The Undying Flame of Patrice Lumumba
Vision Statement
India and Africa share a deep historical relationship. Not only do we have ancient civilizational connections, we have a deeply interconnected modern history. The father of our nation, Mahatma Gandhi, spent 21 years of his life in Africa. It was in Africa that he first tested his tools of civil disobedience and nonviolent resistance. African leaders deeply admired India’s freedom struggle, which was the first movement for the freedom of darker people which articulated a new philosophy and a new democracy. Indians have always expressed their solidarity with Africa’s struggle for freedom and unity.
The world is shifting rapidly today and relationships between civilizations and nations are remaking themselves. In a time rife with conflict and war, Asia has emerged as a force for stability and peaceful, constructive relationships between nations. We are living in a time when formerly colonized nations, including India, China, and the nations of Southeast Asia and Africa are rising to a new consciousness of their role in world history. Prime Minister Narendra Modi’s trip to Ghana signals a new focus on the relationship of India to Africa. It is in this time that we celebrate the life and legacy of the great independence fighter Patrice Lumumba.
Patrice Lumumba, born on 2 July 1925, has become a symbol of the fight for freedom and democratic aspirations of formerly colonized nations around the world. He was born into a poor peasant family in the Belgian controlled Congo. He worked as a clerk and a postal official before devoting himself to the Congolese freedom struggle. He quickly became the paramount leader in his country and won his country’s freedom and elections. In a plot orchestrated by foreign powers he was removed from power, imprisoned and eventually murdered in 1961 at the age of 35. Lumumba was a courageous fighter and a revolutionary and we commemorate his legacy both to understand the past and to learn for the future.
The history of Africa in the 19th and 20th centuries has been a heroic and tragic history. First, African society was torn apart with the trans-atlantic slave trade. Africa was then partitioned among colonial powers in the first world war, and its resources plundered. Therefore, as India gained freedom, different parts of Africa were leading their own struggles against colonialism.

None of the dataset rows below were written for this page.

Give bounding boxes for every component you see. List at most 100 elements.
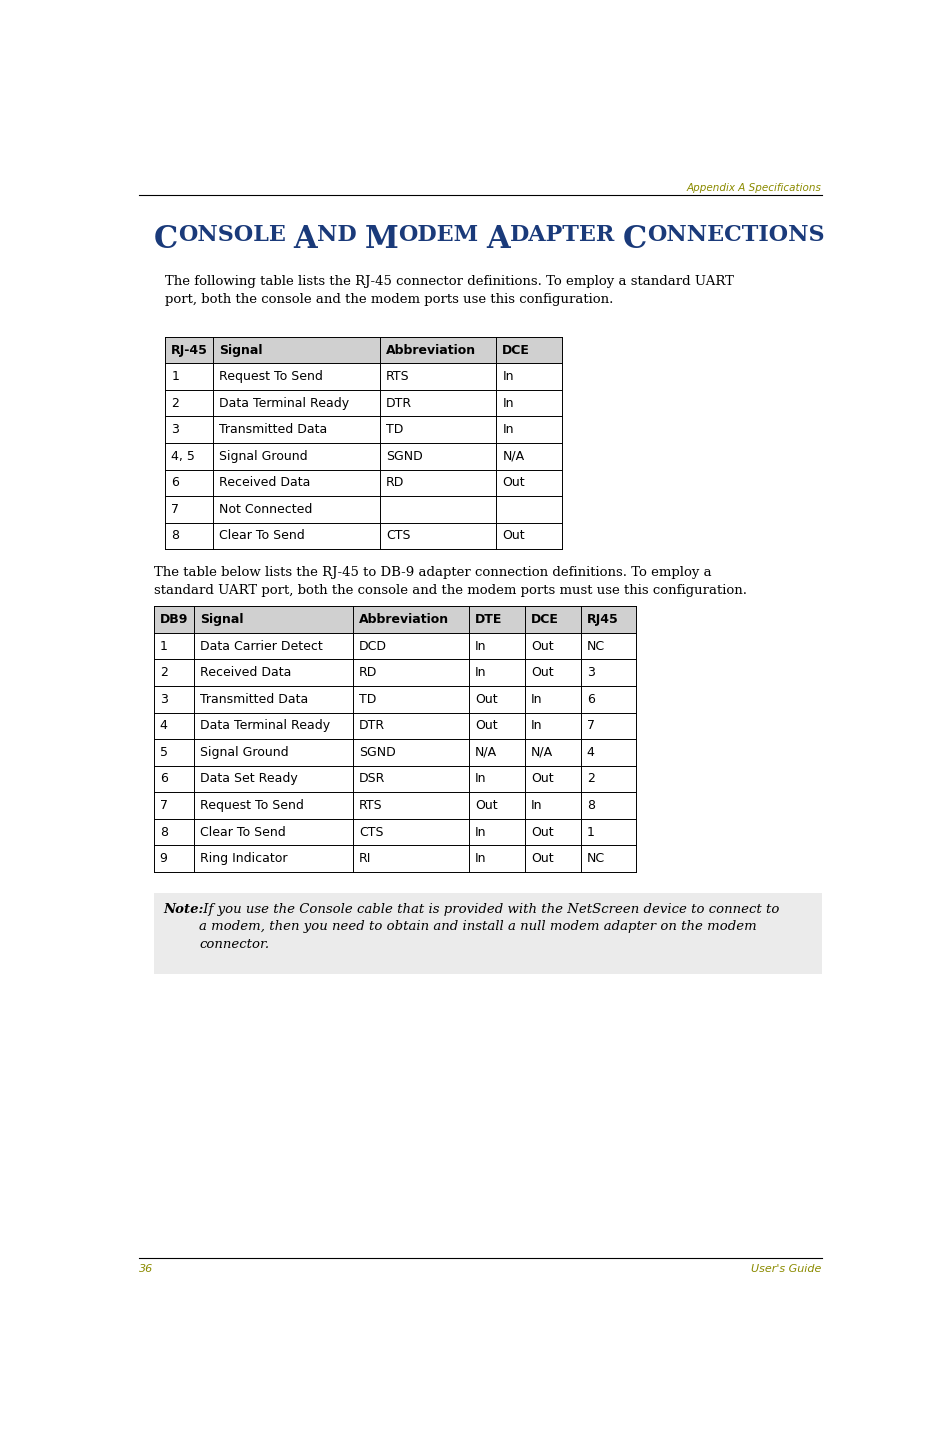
Text: SGND: SGND: [386, 450, 422, 463]
Text: DCD: DCD: [358, 639, 387, 652]
Text: In: In: [475, 852, 486, 865]
Text: Out: Out: [531, 667, 553, 680]
Text: DTE: DTE: [475, 613, 502, 626]
Text: RJ-45: RJ-45: [171, 344, 208, 357]
Text: Ring Indicator: Ring Indicator: [200, 852, 287, 865]
Text: Note:: Note:: [163, 902, 203, 915]
Text: Signal: Signal: [219, 344, 263, 357]
Text: The following table lists the RJ-45 connector definitions. To employ a standard : The following table lists the RJ-45 conn…: [165, 275, 733, 305]
Text: Received Data: Received Data: [200, 667, 291, 680]
Text: ONSOLE: ONSOLE: [178, 224, 285, 246]
Text: Transmitted Data: Transmitted Data: [219, 424, 328, 437]
Text: TD: TD: [386, 424, 403, 437]
Text: DTR: DTR: [358, 719, 385, 732]
Text: Out: Out: [502, 529, 524, 542]
Text: 1: 1: [159, 639, 168, 652]
FancyBboxPatch shape: [165, 337, 562, 363]
Text: 9: 9: [159, 852, 168, 865]
Text: 7: 7: [171, 503, 179, 516]
Text: N/A: N/A: [531, 746, 552, 759]
Text: 3: 3: [586, 667, 594, 680]
Text: N/A: N/A: [502, 450, 524, 463]
Text: DTR: DTR: [386, 396, 412, 409]
Text: Abbreviation: Abbreviation: [358, 613, 448, 626]
Text: Clear To Send: Clear To Send: [219, 529, 305, 542]
Text: 4: 4: [159, 719, 168, 732]
Text: 1: 1: [171, 370, 179, 383]
Text: If you use the Console cable that is provided with the NetScreen device to conne: If you use the Console cable that is pro…: [199, 902, 779, 950]
Text: Out: Out: [531, 826, 553, 839]
Text: C: C: [622, 224, 646, 254]
FancyBboxPatch shape: [154, 894, 821, 975]
Text: DSR: DSR: [358, 772, 385, 785]
Text: 6: 6: [586, 693, 594, 706]
Text: 4: 4: [586, 746, 594, 759]
Text: A: A: [293, 224, 316, 254]
Text: Data Terminal Ready: Data Terminal Ready: [219, 396, 349, 409]
Text: 2: 2: [171, 396, 179, 409]
Text: M: M: [364, 224, 398, 254]
Text: NC: NC: [586, 852, 605, 865]
Text: 2: 2: [159, 667, 168, 680]
Text: C: C: [154, 224, 178, 254]
Text: In: In: [502, 370, 513, 383]
Text: 5: 5: [159, 746, 168, 759]
Text: DB9: DB9: [159, 613, 188, 626]
Text: Data Carrier Detect: Data Carrier Detect: [200, 639, 323, 652]
Text: In: In: [475, 826, 486, 839]
Text: Data Set Ready: Data Set Ready: [200, 772, 298, 785]
Text: User's Guide: User's Guide: [751, 1264, 821, 1274]
Text: Signal Ground: Signal Ground: [200, 746, 288, 759]
Text: NC: NC: [586, 639, 605, 652]
Text: Abbreviation: Abbreviation: [386, 344, 475, 357]
Text: ODEM: ODEM: [398, 224, 477, 246]
Text: Out: Out: [475, 693, 497, 706]
Text: CTS: CTS: [386, 529, 410, 542]
Text: Request To Send: Request To Send: [200, 800, 303, 813]
Text: N/A: N/A: [475, 746, 497, 759]
Text: Out: Out: [531, 852, 553, 865]
Text: RI: RI: [358, 852, 371, 865]
Text: ND: ND: [316, 224, 357, 246]
Text: 8: 8: [586, 800, 594, 813]
Text: In: In: [475, 639, 486, 652]
Text: Out: Out: [475, 719, 497, 732]
Text: 8: 8: [159, 826, 168, 839]
Text: In: In: [531, 719, 542, 732]
Text: 3: 3: [159, 693, 168, 706]
Text: In: In: [502, 396, 513, 409]
Text: Signal: Signal: [200, 613, 243, 626]
Text: Not Connected: Not Connected: [219, 503, 313, 516]
Text: RTS: RTS: [358, 800, 382, 813]
Text: Received Data: Received Data: [219, 476, 311, 489]
Text: In: In: [531, 800, 542, 813]
Text: 4, 5: 4, 5: [171, 450, 195, 463]
Text: In: In: [475, 667, 486, 680]
Text: In: In: [475, 772, 486, 785]
Text: A: A: [486, 224, 509, 254]
Text: RD: RD: [358, 667, 377, 680]
Text: CTS: CTS: [358, 826, 383, 839]
Text: Appendix A Specifications: Appendix A Specifications: [686, 182, 821, 192]
Text: Out: Out: [502, 476, 524, 489]
Text: DCE: DCE: [531, 613, 558, 626]
Text: 6: 6: [159, 772, 168, 785]
Text: 3: 3: [171, 424, 179, 437]
Text: 36: 36: [139, 1264, 153, 1274]
Text: 7: 7: [159, 800, 168, 813]
Text: DCE: DCE: [502, 344, 530, 357]
Text: 2: 2: [586, 772, 594, 785]
Text: Data Terminal Ready: Data Terminal Ready: [200, 719, 329, 732]
Text: 1: 1: [586, 826, 594, 839]
Text: TD: TD: [358, 693, 376, 706]
Text: RJ45: RJ45: [586, 613, 618, 626]
Text: Transmitted Data: Transmitted Data: [200, 693, 308, 706]
Text: Out: Out: [531, 639, 553, 652]
Text: Signal Ground: Signal Ground: [219, 450, 308, 463]
Text: 7: 7: [586, 719, 594, 732]
Text: ONNECTIONS: ONNECTIONS: [646, 224, 824, 246]
Text: Out: Out: [531, 772, 553, 785]
Text: The table below lists the RJ-45 to DB-9 adapter connection definitions. To emplo: The table below lists the RJ-45 to DB-9 …: [154, 567, 746, 597]
Text: Out: Out: [475, 800, 497, 813]
Text: 6: 6: [171, 476, 179, 489]
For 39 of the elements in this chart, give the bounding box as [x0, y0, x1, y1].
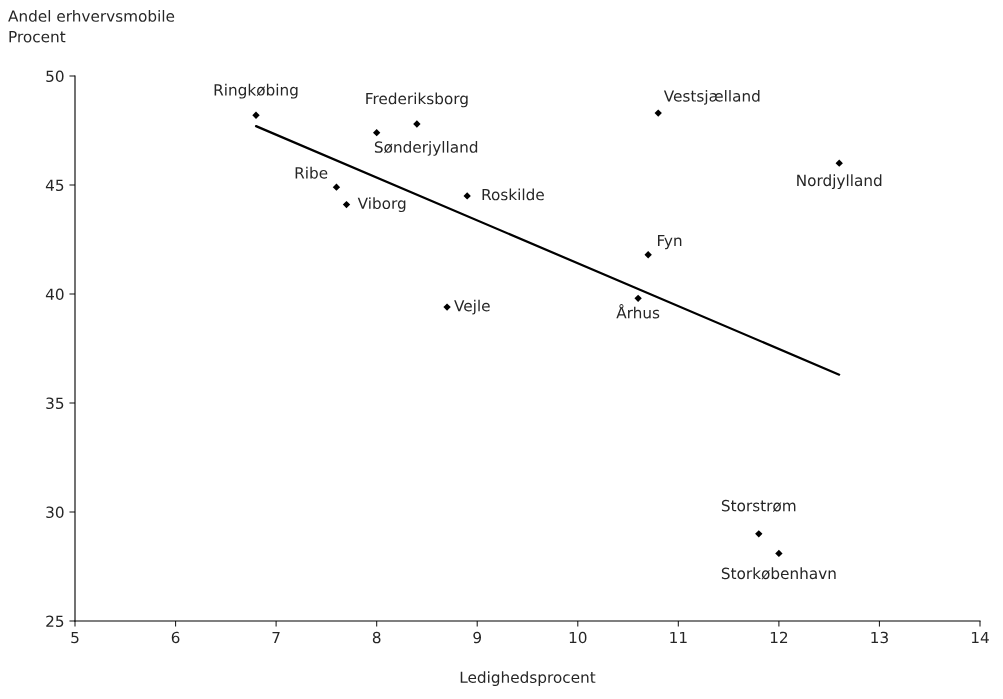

Lumumba was part of an emerging African leadership that knew of and had studied India’s freedom struggle. He was part of the leadership of the first stage of African freedom struggles. Among these was the leader of the Ghanaian independence movement, Kwame Nkrumah, who employed methods of “positive action” in Ghana’s struggle for freedom against British colonialism. Ghana was one of the first African nations to achieve independence in 1957. The second stage of freedom in Africa included the struggle against Portuguese colonialism in Guinea Bissau. This struggle was led by Amilcar Cabral, a freedom fighter, thinker and philosopher who led a heroic armed guerilla struggle that led to independence in 1973.
The culmination of the African freedom struggles was the end of apartheid, and its racial and economic oppression of the black population in South Africa. This was only achieved after a long and historic struggle with principled leadership including figures like Nelson Mandela, Winnie Mandela, Oliver Tambo and Chris Hani. At the same time, there were Indians like Yusuf Dadoo and Monty Naicker. E.S. Reddy and Romesh Chandra, both sons of the Indian freedom struggle, would play a central role in the international movement against apartheid in South Africa.
However, the struggle against colonialism and neocolonialism in Africa remains incomplete. Many of the African leadership who sought a new democratic future for their country, including Lumumba, Nkrumah and Cabral were removed from power in coups or assassinated. The struggle for Pan-African unity, started by the African-American activist and scholar W.E.B. Du Bois was never allowed to develop. Conflicts across artificial and colonial borders continue to lead to strife and civil war.
Our time calls for renewed understanding between the peoples of India and Africa. We can not understand Africa, without understanding the vision and struggles of its freedom fighters. Therefore, in commemorating Lumumba, we celebrate and study five personalities who shaped Africa’s struggle: Patrice Lumumba, Kwame Nkrumah, Amilcar Cabral, Oliver Tambo and W.E.B Du Bois.
The future of humanity will be decided by the democratic aspirations of the peoples of Africa and Asia. Africa, with its rich natural and human resources, will play a central role in the remaking of world relations on more equal terms. We call on the Indian people to know their brothers and sisters in Africa, and to know better the ties of the struggle for human freedom that bind us together. The civilizations of Africa and India have known deep ties, disrupted by colonialism, which must now be restored. Our commemoration of Lumumba’s legacy is part of this effort.